The Royal Swedish Academy of Sciences has made a critical statement concerning a report from the Swedish Medical Products Agency (MPA) on homeopathic products. The Agency’s report is based on an EU Directive on Medicinal Products which gives Member States the possibility to impose national directives on preclinical studies and clinical trials for the approval of homeopathic products as medicinal products.
The Agency proposes the incorporation of anthroposophical homeopathic products in the Swedish directive on medicinal products, which the Academy opposes as it would run counter to several of the fundamental principles regarding medicinal products and evidence-based medicine.
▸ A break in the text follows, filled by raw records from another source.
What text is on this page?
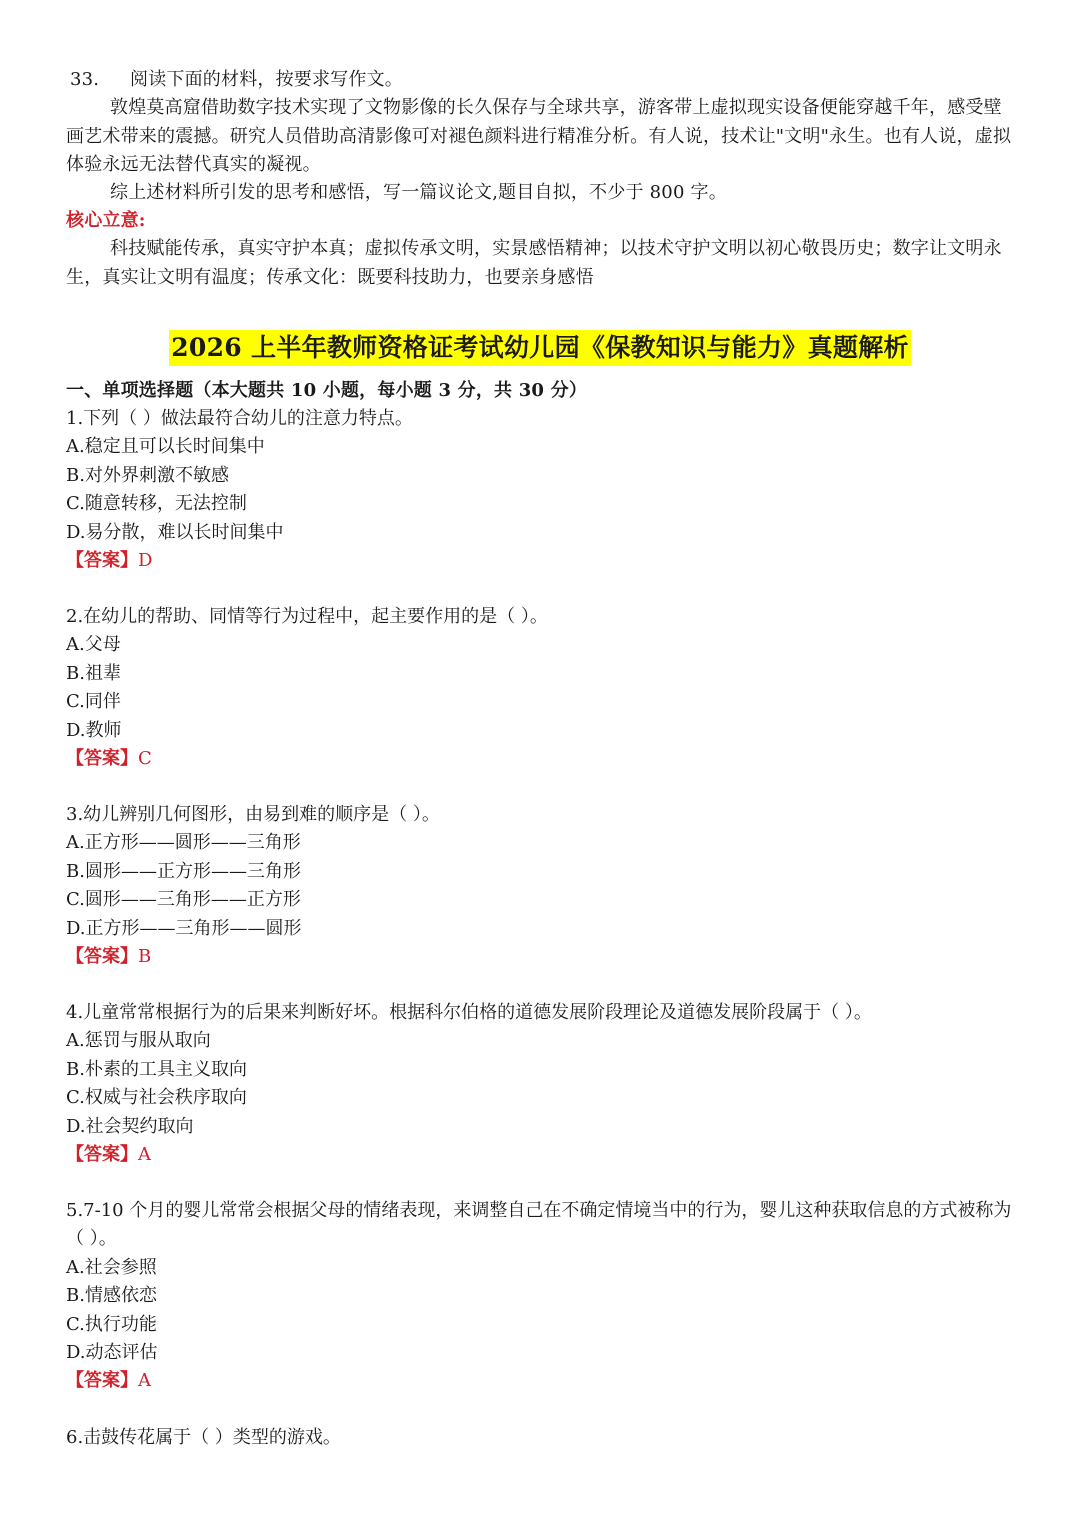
33. 阅读下面的材料，按要求写作文。
敦煌莫高窟借助数字技术实现了文物影像的长久保存与全球共享，游客带上虚拟现实设备便能穿越千年，感受壁画艺术带来的震撼。研究人员借助高清影像可对褪色颜料进行精准分析。有人说，技术让"文明"永生。也有人说，虚拟体验永远无法替代真实的凝视。
综上述材料所引发的思考和感悟，写一篇议论文,题目自拟，不少于 800 字。
核心立意:
科技赋能传承，真实守护本真；虚拟传承文明，实景感悟精神；以技术守护文明以初心敬畏历史；数字让文明永生，真实让文明有温度；传承文化：既要科技助力，也要亲身感悟
2026 上半年教师资格证考试幼儿园《保教知识与能力》真题解析
一、单项选择题（本大题共 10 小题，每小题 3 分，共 30 分）
1.下列（ ）做法最符合幼儿的注意力特点。
A.稳定且可以长时间集中
B.对外界刺激不敏感
C.随意转移，无法控制
D.易分散，难以长时间集中
【答案】D
2.在幼儿的帮助、同情等行为过程中，起主要作用的是（ ）。
A.父母
B.祖辈
C.同伴
D.教师
【答案】C
3.幼儿辨别几何图形，由易到难的顺序是（ ）。
A.正方形——圆形——三角形
B.圆形——正方形——三角形
C.圆形——三角形——正方形
D.正方形——三角形——圆形
【答案】B
4.儿童常常根据行为的后果来判断好坏。根据科尔伯格的道德发展阶段理论及道德发展阶段属于（ ）。
A.惩罚与服从取向
B.朴素的工具主义取向
C.权威与社会秩序取向
D.社会契约取向
【答案】A
5.7-10 个月的婴儿常常会根据父母的情绪表现，来调整自己在不确定情境当中的行为，婴儿这种获取信息的方式被称为（ ）。
A.社会参照
B.情感依恋
C.执行功能
D.动态评估
【答案】A
6.击鼓传花属于（ ）类型的游戏。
The minimal administrative gains of such a decision do not in any way compensate the negative effects of the message this would convey, namely that medicinal products need not be evidence-based and that even totally implausible preparations may be called medicinal products.
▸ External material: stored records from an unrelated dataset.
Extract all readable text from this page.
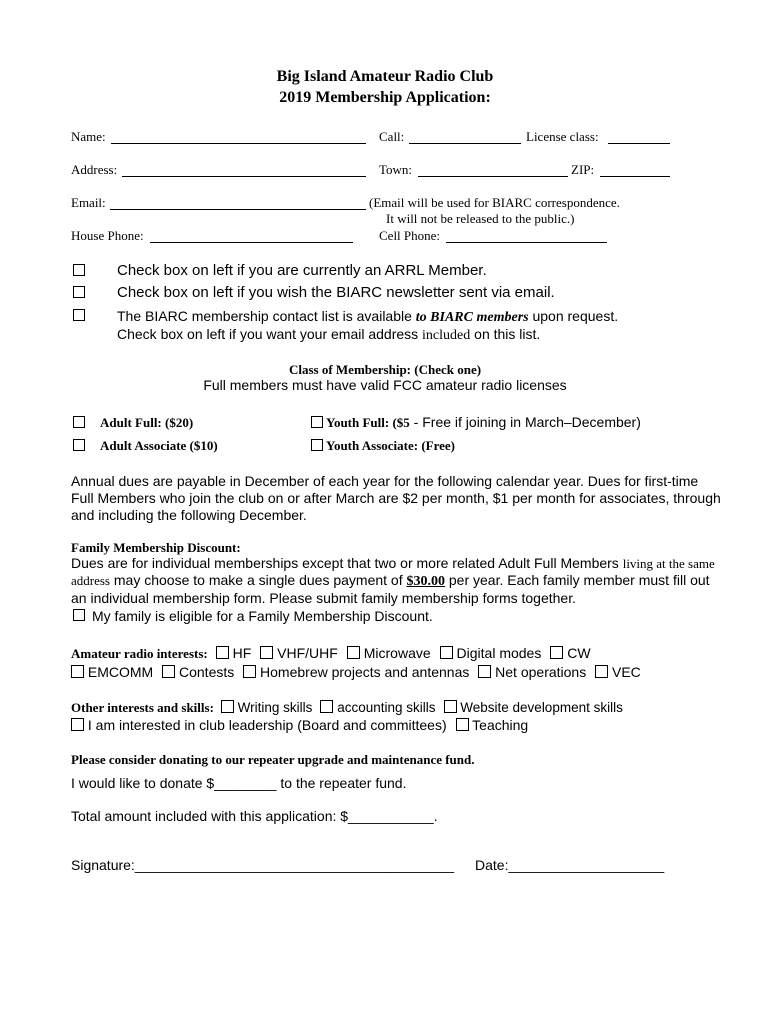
Big Island Amateur Radio Club
2019 Membership Application:
Name:	Call:	License class:
Address:	Town:	ZIP:
Email:	(Email will be used for BIARC correspondence.
It will not be released to the public.)
House Phone:	Cell Phone:
Check box on left if you are currently an ARRL Member.
Check box on left if you wish the BIARC newsletter sent via email.
The BIARC membership contact list is available to BIARC members upon request.
Check box on left if you want your email address included on this list.
Class of Membership: (Check one)
Full members must have valid FCC amateur radio licenses
Adult Full: ($20)
Adult Associate ($10)
Youth Full: ($5 - Free if joining in March–December)
Youth Associate: (Free)
Annual dues are payable in December of each year for the following calendar year. Dues for first-time Full Members who join the club on or after March are $2 per month, $1 per month for associates, through and including the following December.
Family Membership Discount:
Dues are for individual memberships except that two or more related Adult Full Members living at the same address may choose to make a single dues payment of $30.00 per year. Each family member must fill out an individual membership form. Please submit family membership forms together.
My family is eligible for a Family Membership Discount.
Amateur radio interests: HF VHF/UHF Microwave Digital modes CW
EMCOMM Contests Homebrew projects and antennas Net operations VEC
Other interests and skills: Writing skills accounting skills Website development skills
I am interested in club leadership (Board and committees) Teaching
Please consider donating to our repeater upgrade and maintenance fund.
I would like to donate $________ to the repeater fund.
Total amount included with this application: $___________.
Signature:_________________________________________ Date:____________________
For the general public as well as in the medical products directive, the term ‘medicinal product’ (in Swedish: ‘läkemedel’ = healing substance) is associated with substances that (alone or in combination) have been found to have clear effects to cure, relieve or diagnose disease or symptoms of disease, and have been examined in controlled trials regarding safety. If the term ‘medicinal product’ is used also for products that lack scientifically documented effects, this may over time lead to very serious consequences for the use of such products and may lead to both excessive and insufficient use. The Royal Swedish Academy of Sciences therefore opposes using the term ‘medicinal product’ for substances that lack scientifically documented effects.
If any anthroposophical product might be considered to have effects justifying its use for treatment of disease, it should be evaluated by the same standards as other candidate drugs.